L’insostenibile «inconsistenza» dell’Ue. A cui Giorgia Meloni ha aggiunto, come corollario etico, «la cattiveria» dimostrata in queste settimane da alcuni Paesi, presunti partner comunitari dell’Italia, che «ci hanno addirittura accoltellato alle spalle mentre lottavamo». La crisi scatenata dal Covid-19 ha svelato questo: la muscolatura fragile su cui a parole, dalla crisi dei mutui subprime a oggi, si è celata la retorica “solidarista” di Bruxelles. Narrazione dietro la quale sono stati giustificati tutti i prelievi, le forzature e gli egoismi che hanno colpito, con precisione chirurgica, alcune nazioni – il Sud Europa – a vantaggio di altre, di stanza nel centronord.

Un evento eccezionale come la pandemia, allora, ha rivelato spudoratamente ciò che da queste parti conosciamo benissimo. «C’è stata una fase», ha sottolineato la leader di Fratelli d’Italia, «in cui siamo stati derisi ed ignorati». Quando, cioè, sembrava che l’Italia fosse l’unica realtà a dover far fronte al virus “cinese”. Già allora – accanto all’aria di sufficienza nei confronti della tragedia sanitaria che iniziava a mietere vittime nella regione italiana percepita come più “europea” – parole come interconnessione, mercato senza frontiere, reciprocità erano già ampiamente sconfessate dai “partner”.

Come? Con il blocco delle mascherine ai confini, con il mercato nero dei dispositivi, certo. Nulla, però, di fronte al tentativo di sciacallaggio della Bce a trazione tedesca nei confronti dell’Italia: «Ridurre lo spread non è nostro compito», tuonava Christine Lagarde scatenando la tempesta dei mercati sui nostri titoli.
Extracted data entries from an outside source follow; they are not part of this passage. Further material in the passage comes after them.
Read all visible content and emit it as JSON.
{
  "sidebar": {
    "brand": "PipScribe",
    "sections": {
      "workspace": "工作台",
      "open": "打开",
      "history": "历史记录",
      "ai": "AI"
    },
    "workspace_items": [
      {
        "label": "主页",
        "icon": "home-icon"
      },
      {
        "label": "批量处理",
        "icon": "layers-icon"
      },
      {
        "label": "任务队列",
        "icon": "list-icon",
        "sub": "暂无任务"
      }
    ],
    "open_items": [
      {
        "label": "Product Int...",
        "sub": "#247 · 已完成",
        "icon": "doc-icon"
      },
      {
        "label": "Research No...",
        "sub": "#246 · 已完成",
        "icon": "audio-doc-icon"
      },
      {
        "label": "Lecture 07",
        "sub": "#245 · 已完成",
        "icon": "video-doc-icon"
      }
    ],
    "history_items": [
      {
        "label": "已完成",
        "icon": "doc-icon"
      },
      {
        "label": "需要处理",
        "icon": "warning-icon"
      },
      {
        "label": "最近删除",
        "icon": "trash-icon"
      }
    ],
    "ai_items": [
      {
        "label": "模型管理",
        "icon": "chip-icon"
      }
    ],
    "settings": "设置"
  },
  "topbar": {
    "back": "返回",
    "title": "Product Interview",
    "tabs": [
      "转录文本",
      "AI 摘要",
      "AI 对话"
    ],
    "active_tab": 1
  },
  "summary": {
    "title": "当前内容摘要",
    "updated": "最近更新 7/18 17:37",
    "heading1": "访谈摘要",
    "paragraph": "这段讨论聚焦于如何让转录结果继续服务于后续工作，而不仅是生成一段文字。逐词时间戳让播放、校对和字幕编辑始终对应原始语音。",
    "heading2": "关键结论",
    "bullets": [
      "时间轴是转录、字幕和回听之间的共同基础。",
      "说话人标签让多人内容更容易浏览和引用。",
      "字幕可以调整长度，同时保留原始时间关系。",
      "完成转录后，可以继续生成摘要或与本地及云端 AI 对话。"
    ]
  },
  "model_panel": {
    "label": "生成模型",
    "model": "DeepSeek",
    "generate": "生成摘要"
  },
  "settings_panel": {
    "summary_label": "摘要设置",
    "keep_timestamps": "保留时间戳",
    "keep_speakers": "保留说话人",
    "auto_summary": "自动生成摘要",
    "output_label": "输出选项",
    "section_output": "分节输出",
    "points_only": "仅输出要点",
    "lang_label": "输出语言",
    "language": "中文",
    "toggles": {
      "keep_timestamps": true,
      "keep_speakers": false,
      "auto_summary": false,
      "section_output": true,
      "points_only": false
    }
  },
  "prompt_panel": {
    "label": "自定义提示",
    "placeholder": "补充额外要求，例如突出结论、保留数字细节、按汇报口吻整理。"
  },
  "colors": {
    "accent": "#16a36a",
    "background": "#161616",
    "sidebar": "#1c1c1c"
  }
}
Salvo poi, quando il contagio è giunto logicamente anche in Germania e in Francia, mutare radicalmente registro e trasformare in un battibaleno la Bce nell’imbattibile bazooka anti-spread, con tanto di sospensione del Patto di stabilità…
Questo per quanto concerne i conti pubblici e i bilanci. E la politica che parte ha recitato davanti alla più grave crisi dal dopoguerra? È bastato far circolare la parolina «eurobond», ossia la conseguenzialità minima alle parole agli impegni della Bce, per innescare quello che un politologo lucido come Carlo Galli definisce nei suoi lavori passati «mutamento al ribasso» davanti al tornante di una crisi. Che cosa si è rivelato dietro alla curva? Sordità, miopia, egoismo.

Lo si è visto nei due summit chiamati a dover sciogliere “immediatamente” il nodo procedurale davanti al Covid-19: l’Eurogruppo e soprattutto il Consiglio europeo capace di decidere di “non” decidere, rinviando tutto al prossimo vertice. Per colpa di chi? Se il «no» di certe nazioni “moraliste” del Nord – capofila l’Olanda – è spinto dalla logica della convenienza dei “paradisi fiscali” che hanno tutto da guadagnare dalla deregoulation a scapito dell’economia reale degli Stati forniti di industria e manifattura, decisamente più pesante ed esiziale è il cancello sbarrato del motore d’Europa, la Germania a cui si è accodata proprio in queste ore la Francia di Macron (il cui passo a favore delle nazioni “latine” è durato giusto il tempo delle prime pagine dei giornali italiani).
«Deve decidere se vuole rinunciare a qualcuno dei suoi privilegi o se preferisce la dissoluzione dell’Europa», ha tuonato non a caso Meloni nei confronti del governo tedesco che, sebbene ha attivato il famoso scudo di 750 miliardi per difendere l’economia nazionale, ha sulle sue spalle la responsabilità di un’eventuale implosione strutturale dell’eurozona con tutti i suoi interessi (a partire dalle sue banche) in ballo, dato che oltre l’Italia anche la Spagna rischia il tracollo.

Davanti all’atteggiamento di chi chiede “impegni” all’Italia su pacchetti e riforme modello Troika legate all’attivazione di strumenti di condivisione del debito per investimenti con cui affrontare il post-coronavirus, la risposta che dovrebbe giungere dal governo è quella di riprendersi la propria quota. Come preciso segnale politico. «Noi ci riprendiamo i 15 miliardi che abbiamo messo nel Fondo Salva Stati e ci spendiamo quelli», questa la proposta di FdI. Il motivo è semplice: il bluff delle regole a “targhe alterne” non potrà più avere alcuna agibilità: «Non chiediamo elemosina, non vogliamo regali. Pretendiamo dall’Europa quello che ci spetta perché la casa comune europea l’abbiamo costruita anche noi, soprattutto noi. È tempo che l’Ue decida se quest’Europa debba vivere o dissolversi. E ognuno dovrà assumersi le sue responsabilità».